While notable improvements to the baggage handling process have been made in recent years, the task facing the International Air Transport Association (IATA) Baggage Working Group remains significant. Although only 1% of worldwide baggage is mishandled, this is still costing the industry $2.58 billion (€1.9bn; £1.62bn) every year. However, with developments taking place around home-printed and permanent bag tags, and IATA making progress with XML-based messaging standards and the 10-digit license plate – not to mention the fact that the baggage mishandling rate has reduced by over 50% since 2007 – there is a definite optimism that things will continue to improve.
At last week’s IATA Baggage Working Group and Baggage Steering Group meetings in Prague, each of these topics was towards the top of the agenda and Andrew Price, IATA’s Head of Baggage Services, told FTE that noteworthy progress was made, especially on the permanent bag tag front. “We held a Permanent Bag Tag Working Group and we agreed a final draft of the Recommended Practice (RP), which was approved the following day,” he said.
A permanent bag tag for all
Among the airlines represented in the Working Group is British Airways – which is developing its own FTE Award-winning permanent bag tag – but Price explained that the meeting was geared towards establishing a model that suits all parties.
He said: “What we set out to ask was: ‘What would you expect a permanent bag tag to do?’ So, what we’ve recommended is a tag that’s interlinable – so it can include up to three destinations – and it has a generic interface for use by any airline. The RP looks at all aspects of the permanent tags – the e-ink display, the 2D barcode, RFID (Radio Frequency Identification) and NFC (Near Field Communication) interfaces.”
With the progress currently being made, Price explained that he expects to see a high level of uptake in the near future. “I think we’ll see a lot of airlines offering the permanent bag tag in the next few months, but most of these will be outside of Europe. I think we’ll see it more domestically in the US, where there isn’t a complex customs process,” he said.
IATA’s InBag programme
At the start of this year, IATA launched its InBag programme – a successor to the Baggage Improvement Programme, which came to a close at the end of 2012. One of the short-term targets was to establish a new, consistent 10-digit licence plate to remove the risk of mismatch between the physical tag and the baggage data. This goal has already been achieved and Price explained that it is having a positive impact on the misread rate, especially for transfer baggage.

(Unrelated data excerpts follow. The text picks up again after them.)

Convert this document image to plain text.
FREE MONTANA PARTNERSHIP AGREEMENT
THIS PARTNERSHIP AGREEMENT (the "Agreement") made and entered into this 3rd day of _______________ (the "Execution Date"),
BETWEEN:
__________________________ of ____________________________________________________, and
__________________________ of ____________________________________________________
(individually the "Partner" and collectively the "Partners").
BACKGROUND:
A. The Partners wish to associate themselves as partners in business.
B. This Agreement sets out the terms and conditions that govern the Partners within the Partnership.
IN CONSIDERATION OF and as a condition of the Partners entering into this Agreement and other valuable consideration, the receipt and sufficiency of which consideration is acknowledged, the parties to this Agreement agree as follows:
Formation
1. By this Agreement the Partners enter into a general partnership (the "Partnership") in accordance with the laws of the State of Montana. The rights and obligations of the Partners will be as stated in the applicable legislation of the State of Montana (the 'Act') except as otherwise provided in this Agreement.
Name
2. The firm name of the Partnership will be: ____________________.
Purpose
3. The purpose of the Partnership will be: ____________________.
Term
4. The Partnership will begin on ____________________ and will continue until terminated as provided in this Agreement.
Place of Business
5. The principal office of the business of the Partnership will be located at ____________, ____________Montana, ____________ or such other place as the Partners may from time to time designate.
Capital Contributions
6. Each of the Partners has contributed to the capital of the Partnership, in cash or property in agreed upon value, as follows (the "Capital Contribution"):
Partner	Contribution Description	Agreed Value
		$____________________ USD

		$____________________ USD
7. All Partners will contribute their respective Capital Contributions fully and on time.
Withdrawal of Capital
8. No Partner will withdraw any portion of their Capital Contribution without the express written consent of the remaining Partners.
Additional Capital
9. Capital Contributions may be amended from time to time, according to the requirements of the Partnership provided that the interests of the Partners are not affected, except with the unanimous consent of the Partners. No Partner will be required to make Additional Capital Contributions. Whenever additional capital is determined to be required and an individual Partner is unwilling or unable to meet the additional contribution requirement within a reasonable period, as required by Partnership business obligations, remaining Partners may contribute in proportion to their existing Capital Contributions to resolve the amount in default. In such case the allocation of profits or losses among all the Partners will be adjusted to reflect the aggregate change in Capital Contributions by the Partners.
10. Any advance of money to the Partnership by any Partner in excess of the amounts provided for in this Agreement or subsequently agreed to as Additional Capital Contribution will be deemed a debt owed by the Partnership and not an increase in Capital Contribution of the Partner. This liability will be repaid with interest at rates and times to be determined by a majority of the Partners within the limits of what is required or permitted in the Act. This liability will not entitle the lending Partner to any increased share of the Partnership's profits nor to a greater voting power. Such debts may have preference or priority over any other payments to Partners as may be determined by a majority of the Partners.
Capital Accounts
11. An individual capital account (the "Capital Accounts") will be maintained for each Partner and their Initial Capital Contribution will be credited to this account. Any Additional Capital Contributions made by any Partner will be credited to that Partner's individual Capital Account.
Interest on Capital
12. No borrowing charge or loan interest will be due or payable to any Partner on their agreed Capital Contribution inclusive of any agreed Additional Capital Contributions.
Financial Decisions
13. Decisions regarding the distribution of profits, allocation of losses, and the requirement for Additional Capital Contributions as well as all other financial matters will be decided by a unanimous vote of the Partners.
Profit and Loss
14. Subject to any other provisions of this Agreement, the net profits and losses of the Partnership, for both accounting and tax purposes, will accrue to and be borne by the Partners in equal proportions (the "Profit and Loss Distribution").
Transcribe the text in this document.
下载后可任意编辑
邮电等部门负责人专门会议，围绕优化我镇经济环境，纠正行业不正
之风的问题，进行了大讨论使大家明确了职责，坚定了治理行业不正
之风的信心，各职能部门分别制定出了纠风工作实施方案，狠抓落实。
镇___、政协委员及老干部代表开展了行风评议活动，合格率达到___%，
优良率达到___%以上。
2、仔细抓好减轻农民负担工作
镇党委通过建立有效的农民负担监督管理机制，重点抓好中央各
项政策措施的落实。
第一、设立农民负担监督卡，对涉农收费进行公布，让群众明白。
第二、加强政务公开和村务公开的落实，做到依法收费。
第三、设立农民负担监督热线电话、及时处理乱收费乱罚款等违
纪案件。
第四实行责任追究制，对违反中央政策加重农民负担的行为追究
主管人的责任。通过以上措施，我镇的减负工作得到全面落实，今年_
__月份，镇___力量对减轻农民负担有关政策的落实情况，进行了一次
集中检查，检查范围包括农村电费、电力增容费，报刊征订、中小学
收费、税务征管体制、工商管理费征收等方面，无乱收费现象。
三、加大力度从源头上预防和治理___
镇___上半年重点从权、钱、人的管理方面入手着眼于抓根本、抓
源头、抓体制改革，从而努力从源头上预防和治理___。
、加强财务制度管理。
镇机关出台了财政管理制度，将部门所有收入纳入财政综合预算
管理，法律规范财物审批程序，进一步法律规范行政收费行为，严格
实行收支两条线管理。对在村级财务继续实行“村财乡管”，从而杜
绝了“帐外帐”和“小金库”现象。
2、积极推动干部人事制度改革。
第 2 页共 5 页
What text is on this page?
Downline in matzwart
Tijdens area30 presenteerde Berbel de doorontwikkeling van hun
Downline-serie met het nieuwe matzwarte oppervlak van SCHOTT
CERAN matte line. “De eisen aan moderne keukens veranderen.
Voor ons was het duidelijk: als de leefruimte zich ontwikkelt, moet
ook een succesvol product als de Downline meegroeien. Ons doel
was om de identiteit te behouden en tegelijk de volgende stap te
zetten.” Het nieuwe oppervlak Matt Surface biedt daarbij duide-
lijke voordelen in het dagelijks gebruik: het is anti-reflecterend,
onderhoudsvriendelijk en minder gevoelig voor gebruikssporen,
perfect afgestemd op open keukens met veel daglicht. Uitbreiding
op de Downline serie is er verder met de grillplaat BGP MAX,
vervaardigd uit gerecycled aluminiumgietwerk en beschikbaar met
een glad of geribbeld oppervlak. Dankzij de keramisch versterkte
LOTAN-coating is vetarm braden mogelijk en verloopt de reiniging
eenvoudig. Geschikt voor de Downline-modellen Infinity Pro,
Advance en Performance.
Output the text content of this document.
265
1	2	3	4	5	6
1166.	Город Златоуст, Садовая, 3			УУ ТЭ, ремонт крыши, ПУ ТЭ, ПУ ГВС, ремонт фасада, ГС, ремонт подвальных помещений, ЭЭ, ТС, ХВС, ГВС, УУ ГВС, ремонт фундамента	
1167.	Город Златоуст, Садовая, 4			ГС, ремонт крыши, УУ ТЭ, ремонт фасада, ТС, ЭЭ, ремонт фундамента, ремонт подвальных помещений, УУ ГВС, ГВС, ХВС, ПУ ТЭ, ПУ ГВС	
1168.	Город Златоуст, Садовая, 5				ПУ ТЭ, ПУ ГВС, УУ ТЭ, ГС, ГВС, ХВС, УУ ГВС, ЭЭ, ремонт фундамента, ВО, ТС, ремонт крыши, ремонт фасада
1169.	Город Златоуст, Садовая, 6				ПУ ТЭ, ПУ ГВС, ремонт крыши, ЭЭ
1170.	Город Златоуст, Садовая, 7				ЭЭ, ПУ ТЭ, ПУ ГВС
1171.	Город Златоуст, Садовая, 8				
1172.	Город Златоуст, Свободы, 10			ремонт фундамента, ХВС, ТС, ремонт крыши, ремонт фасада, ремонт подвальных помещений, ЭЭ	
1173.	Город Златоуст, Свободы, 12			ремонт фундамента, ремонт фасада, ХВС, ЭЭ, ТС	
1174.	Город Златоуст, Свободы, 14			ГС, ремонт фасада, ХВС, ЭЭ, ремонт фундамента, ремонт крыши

Baggage quality measurements have also recently been defined, which enable airlines and airports to refer to a clear list of measurable processes – such as the time taken for a passenger to successfully process a bag at a self-service bag drop station – and therefore identify where improvements can be made.
Baggage delivery solution
Elsewhere, IATA is also exploring how to standardise the baggage delivery process, which is already widely available in the US. “Most airlines in the US offer this service through Bags VIP, which means you can have your bags delivered directly to your hotel or your home. We want to make this process as simple as possible. It isn’t really offered in Europe because of the complex customs processes and the plethora of companies who offer the service. Each of these companies says they need different things from the passenger, so we want to establish a standard process.”
While Price expressed his delight at the willingness shown by airlines and airports to embrace the InBag programme and partake in the Working Group meetings, he provided one further source of motivation for them to make a difference. “In this industry, baggage – accounting for systems, staff, mishandles, everything – costs around $25 billion a year,” he said. “The revenues made from baggage are about $6 billion a year. So, the industry is throwing $19 billion at this every year and that can’t continue.”